Dr Czisch insists that his project could be built using only proven technology, citing an EU sponsored study into a proposed multipoint link to connect Russia, Lithuania, Poland and Germany, published in 2000, which concluded that the system was “technically feasible”. On this basis, and with the support of several retired HVDC experts, Czisch claims there are no meaningful obstacles left.
Others are more cautious. “There is a difference between what is technically possible and equipment being commercially available” says Graeme Bathurst of TNEI, “it’s far from trivial. The R&D lead times are measured in years”.

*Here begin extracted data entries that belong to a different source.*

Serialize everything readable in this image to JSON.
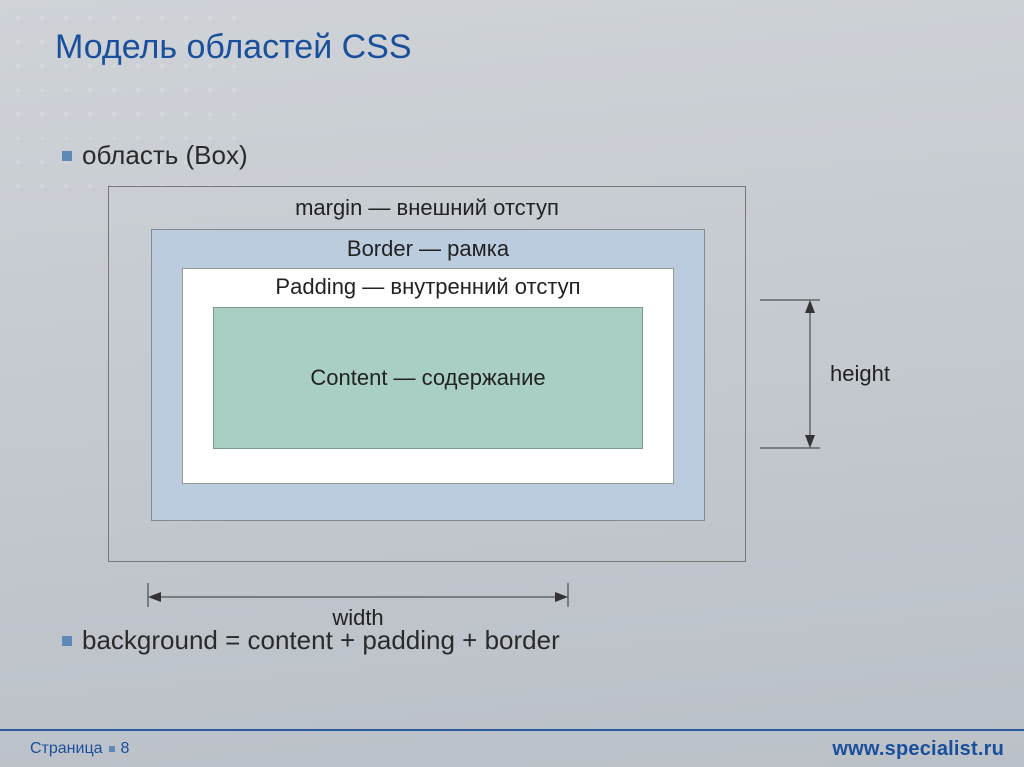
{
  "title": "Модель областей CSS",
  "bullets": {
    "box": "область (Box)",
    "background": "background = content + padding + border"
  },
  "box_model": {
    "margin_label": "margin — внешний отступ",
    "border_label": "Border — рамка",
    "padding_label": "Padding — внутренний отступ",
    "content_label": "Content — содержание"
  },
  "dimensions": {
    "width_label": "width",
    "height_label": "height"
  },
  "footer": {
    "page_word": "Страница",
    "page_number": "8",
    "site": "www.specialist.ru"
  },
  "colors": {
    "title": "#1a4f9c",
    "border_fill": "#bcccdf",
    "padding_fill": "#ffffff",
    "content_fill": "#a9cfc4"
  }
}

Dr Asplund of ABB says that securing the full benefits of the Supergrid would mean building not just multipoint links but a ‘meshed’ network – where if one line fails, the power automatically diverts along another to reach its destination. That would require further technology developments – such as improving the performance DC circuit breakers – but because it will take some years to build the grid, he expects those breakthroughs to come in good time.
Dr Peter Menke, Innovation Manager for the Transmission Division at Siemens, agrees with both Czisch and Asplund, but stresses the urgency of starting right away, and not waiting for further advances in the technology, especially since it can take many years to secure planning permission for new overhead lines. “The need to increase grid capacity in Europe is so great that we should start to build the HVDC backbone right now”, he says, “we can always upgrade later”.
With so much riding on HVDC, it’s likely any remaining technical problems will be cracked soon, says Graeme Bathurst: “The real issue now is not can we do it – yes we can – but do we want to”. And supporters claim the Supergrid could emerge surprisingly quickly: after all, the British national grid was built in just a decade after 1925, cutting electricity costs by a quarter. So if the politics can be squared, it looks as if Edison may soon be enjoying some posthumous revenge.